As a complete contrast to my usual Hispanic / Mediterranean / Arab-world destinations, last weekend I found myself in southern Germany, in the Black Forest. Then, by some strange act of synchronicity, this little trip was followed by a preview of Michael Haneke‘s film The White Ribbon, and finally last night I found myself among 3,000 people at the Festival Hall lucky enough to see Werner Herzog talk about his life, work and obsessions (“they’re not obsessions” he stressed despite, for example, endless footage of midgets and the recital of an Icelandic ode to dwarves… I wondered). So altogether this week’s leitmotif has been decidedly teutonic.


Basel, the nearest airport to the Black Forest, straddles the French-Swiss border while being minutes away from Germany. Dabbling in the public transport system (airport bus, train, tram) brought home to me the misery that is often London Transport. But talking about this on my return journey with a couple of friends I bumped into at Basel airport, we decided that such perfection lacks an edginess that ultimately keeps you on your toes. For example as you sit in the airport bus at Basel main station watching a flickering bus logo make the count-down to departure, you enter a kind of off-mode or non-being. Zero is reached, the engine starts and the bus pulls out – to the second. No surprises. You slumber into non-awareness. Arrival at the airport is equally predictable – no traffic jams, no unexpected delays and everyone exceedingly civilised. The ticket machine works well too. It was the same on the trams and trains – all went like clockwork, that old Swiss-German cliché. But somehow, brought up on the erratic London system which veers from the sublime to the ridiculous with loads of ironic commentaries thrown in, I found it rather tedious. Where’s the tension? the pithy humour?

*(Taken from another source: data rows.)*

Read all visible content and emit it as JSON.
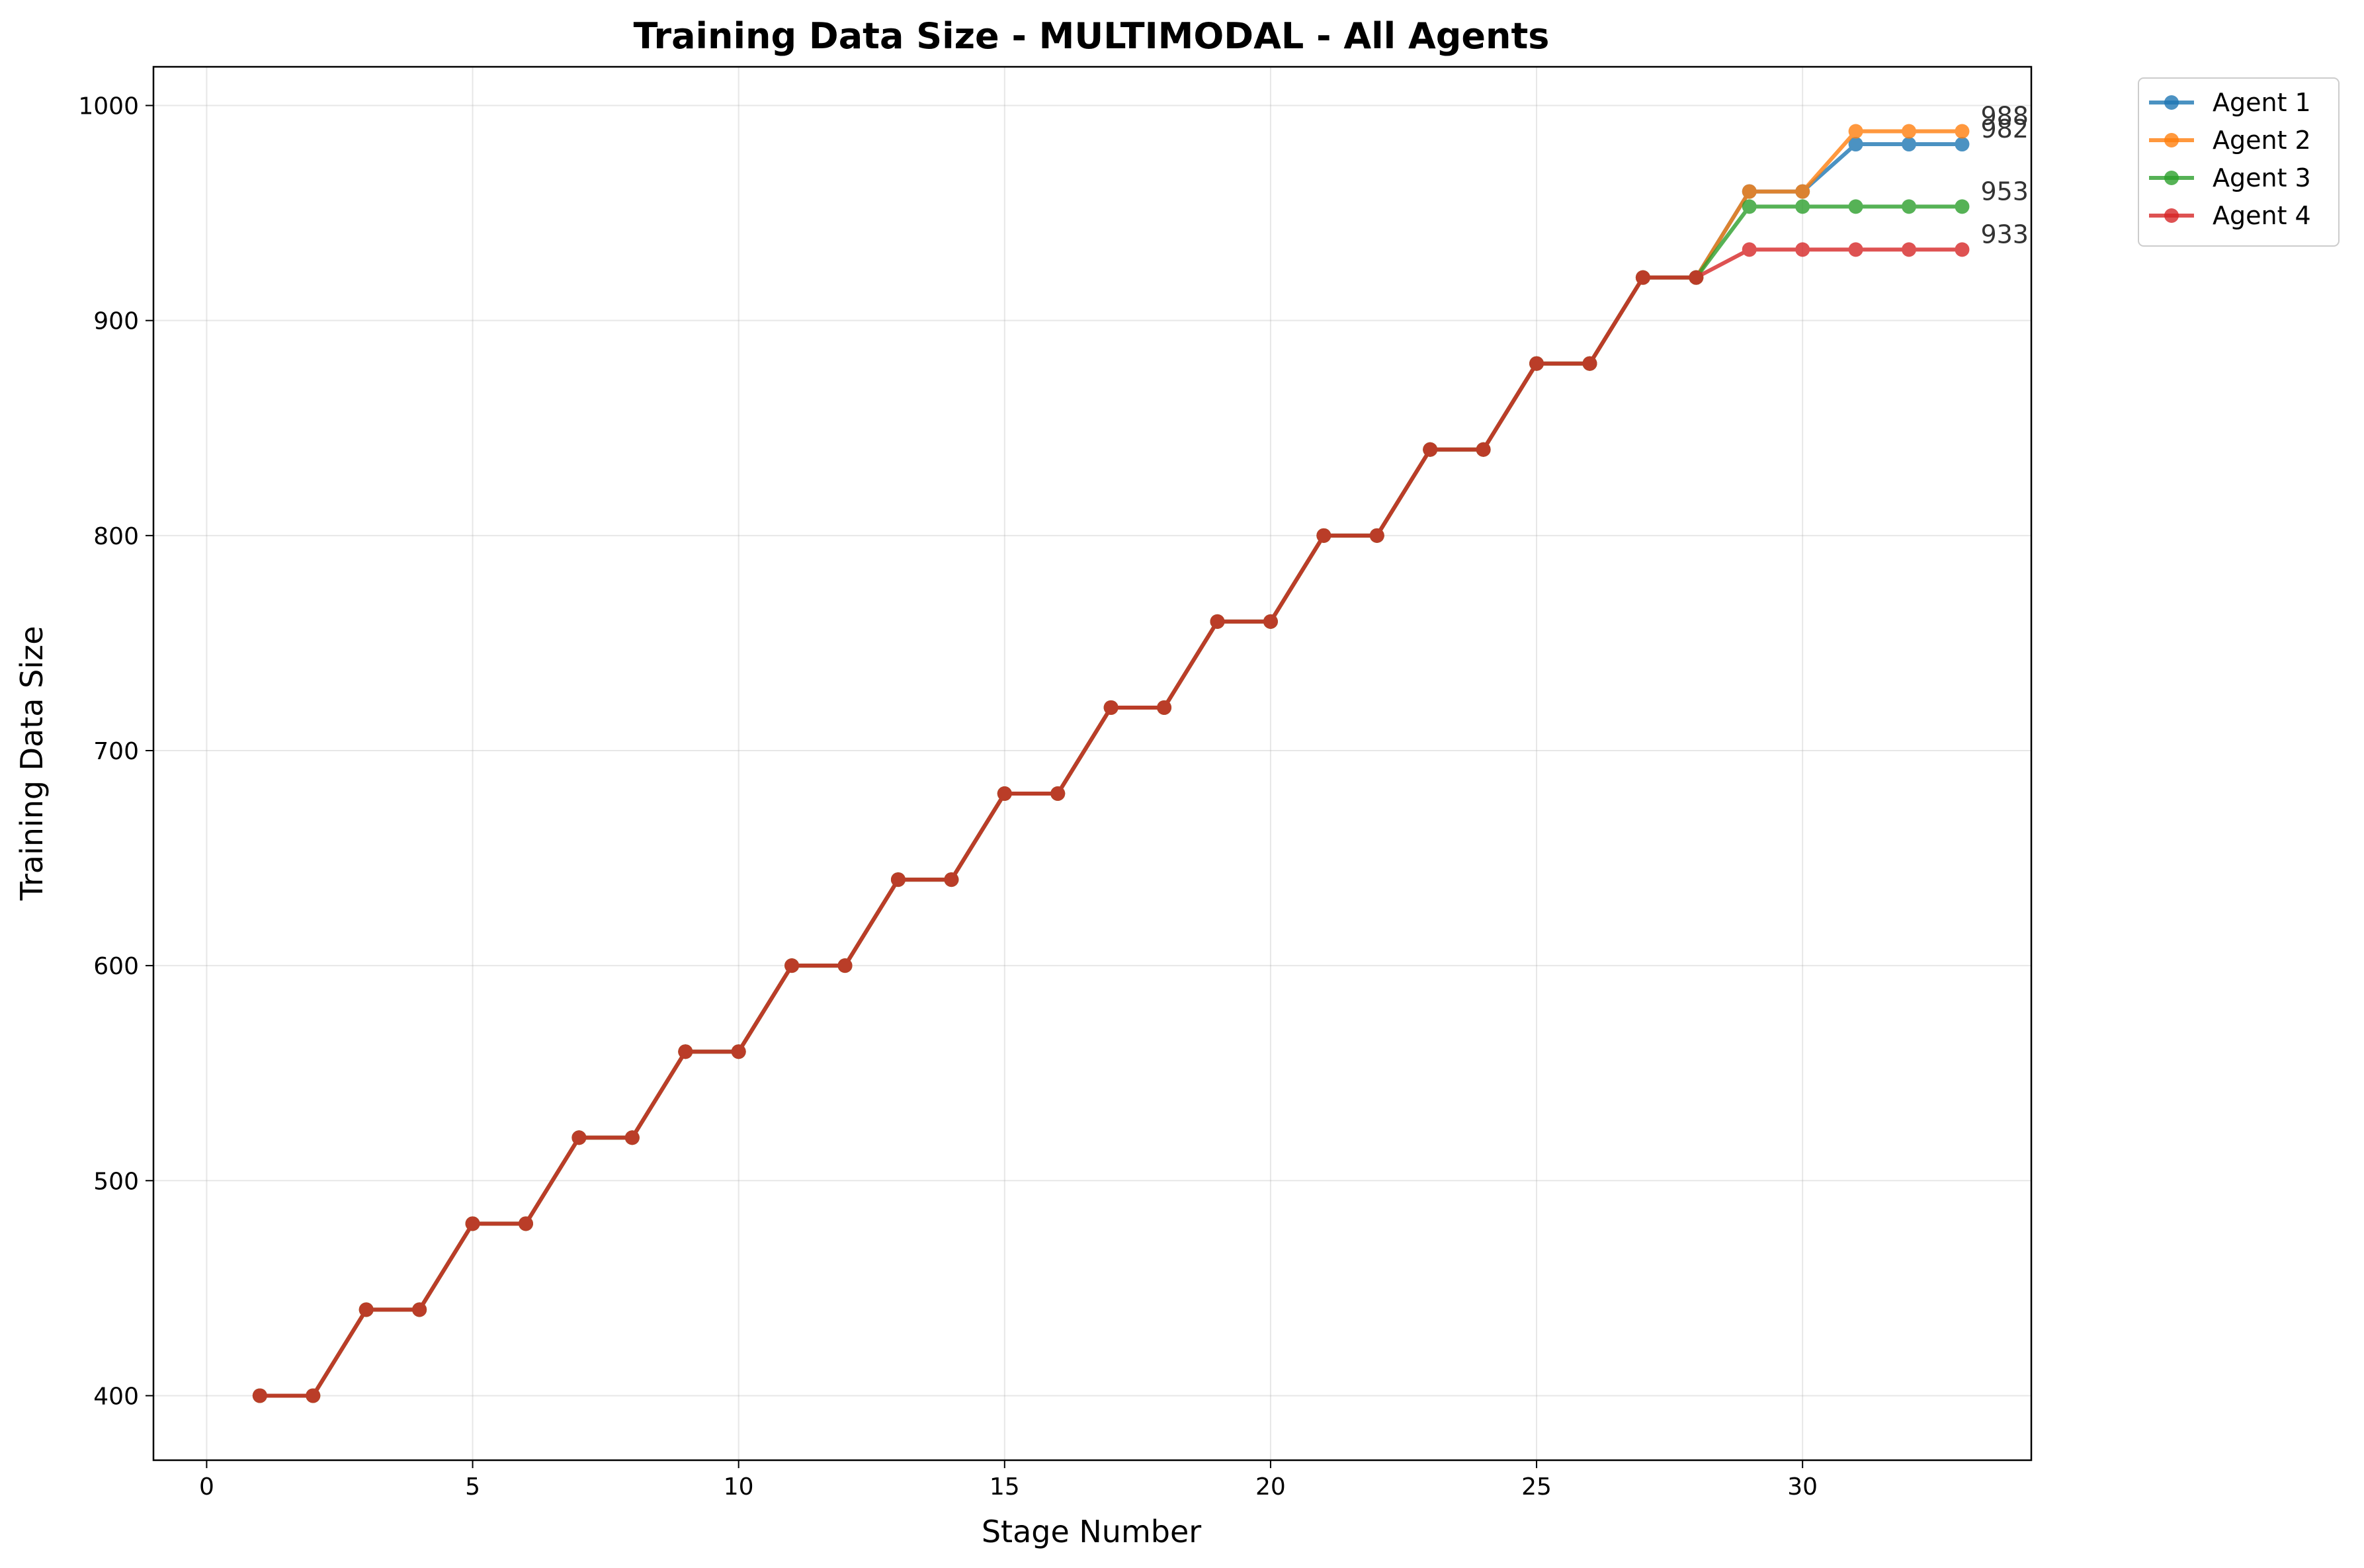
{
  "chart_data": {
    "type": "line",
    "title": "Training Data Size - MULTIMODAL - All Agents",
    "xlabel": "Stage Number",
    "ylabel": "Training Data Size",
    "xlim": [
      -1,
      34.3
    ],
    "ylim": [
      370,
      1018
    ],
    "xticks": [
      0,
      5,
      10,
      15,
      20,
      25,
      30
    ],
    "yticks": [
      400,
      500,
      600,
      700,
      800,
      900,
      1000
    ],
    "grid": true,
    "legend_position": "outside-top-right",
    "x": [
      1,
      2,
      3,
      4,
      5,
      6,
      7,
      8,
      9,
      10,
      11,
      12,
      13,
      14,
      15,
      16,
      17,
      18,
      19,
      20,
      21,
      22,
      23,
      24,
      25,
      26,
      27,
      28,
      29,
      30,
      31,
      32,
      33
    ],
    "series": [
      {
        "name": "Agent 1",
        "color": "#1f77b4",
        "end_label": "982",
        "values": [
          400,
          400,
          440,
          440,
          480,
          480,
          520,
          520,
          560,
          560,
          600,
          600,
          640,
          640,
          680,
          680,
          720,
          720,
          760,
          760,
          800,
          800,
          840,
          840,
          880,
          880,
          920,
          920,
          960,
          960,
          982,
          982,
          982
        ]
      },
      {
        "name": "Agent 2",
        "color": "#ff7f0e",
        "end_label": "988",
        "values": [
          400,
          400,
          440,
          440,
          480,
          480,
          520,
          520,
          560,
          560,
          600,
          600,
          640,
          640,
          680,
          680,
          720,
          720,
          760,
          760,
          800,
          800,
          840,
          840,
          880,
          880,
          920,
          920,
          960,
          960,
          988,
          988,
          988
        ]
      },
      {
        "name": "Agent 3",
        "color": "#2ca02c",
        "end_label": "953",
        "values": [
          400,
          400,
          440,
          440,
          480,
          480,
          520,
          520,
          560,
          560,
          600,
          600,
          640,
          640,
          680,
          680,
          720,
          720,
          760,
          760,
          800,
          800,
          840,
          840,
          880,
          880,
          920,
          920,
          953,
          953,
          953,
          953,
          953
        ]
      },
      {
        "name": "Agent 4",
        "color": "#d62728",
        "end_label": "933",
        "values": [
          400,
          400,
          440,
          440,
          480,
          480,
          520,
          520,
          560,
          560,
          600,
          600,
          640,
          640,
          680,
          680,
          720,
          720,
          760,
          760,
          800,
          800,
          840,
          840,
          880,
          880,
          920,
          920,
          933,
          933,
          933,
          933,
          933
        ]
      }
    ]
  }
}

The Black Forest itself is beautiful, full of dark mystery and silhouetted pinetrees with endless vistas over the valley below. Hillside chalets with steeply pitched roofs look straight out of Hansel and Gretel, unchanged in style for centuries, while the wood-piles ready for the winter could only have been constructed by German hands, so perfect is their structure. When I saw The White Ribbon a few days later, it was a double-take, as the film is set in rural Germany, albeit pre-World War I. Menacing and ambivalent, there is no real conclusion to a string of mysterious deaths other than the outbreak of war – while a gang of “Lord of the Flies”-style children hints at the horrors to come with World War II. Haneke is Austrian, but brilliantly conveys the atmosphere of this remote, backward village ruled by a feudal Baron and a Lutheran pastor in chilly, very graphic black and white.

The still, fixed images, slow and deep, are reminiscent of some of Herzog’s work – minus his surreal touches. For Herzog is a consummate maverick. During the talk-presentation, he was far wittier and more relaxed than I expected, incisive yet with a natural tendency to the obscure and/or esoteric – and also, surprisingly, quite down to earth. I first saw one of his films back in 1973 (Aguirre, Wrath of God) and followed his subsequent work religiously for over a decade. His filmography is extraordinary and he has moved mountains in the process (that’s my own oblique reference to Fitzcarraldo), directed people under hypnosis, worked with the psychopath Klaus Kinski again and again, orchestrated teams of midgets and altogether created idiosyncratic, poetic worlds of pure genius.

One aspect that came out in this discussion was his intense love of music, often in high contrast to the cinematic images. In his latest film starring Nicolas Cage, watch out for a scene with a couple of iguanas – the music should surprise you. Walking is another Herzogian ‘obsession’ – taking the time to ‘enter’ a landscape – and he’s talking about hikes over several days with a specific goal, not just a stroll in the park. Perhaps his most famous walk was in the mid 1970s when he walked from Munich to Paris to ‘cure’ the great film critic Lotte Eisner, who was ill, then wrote a book about the journey, Of Walking in Ice. A strange, very intense man who has obviously mellowed with the years – he’s 67 – and whose attitude brought me back full circle to Bavaria, his birth place.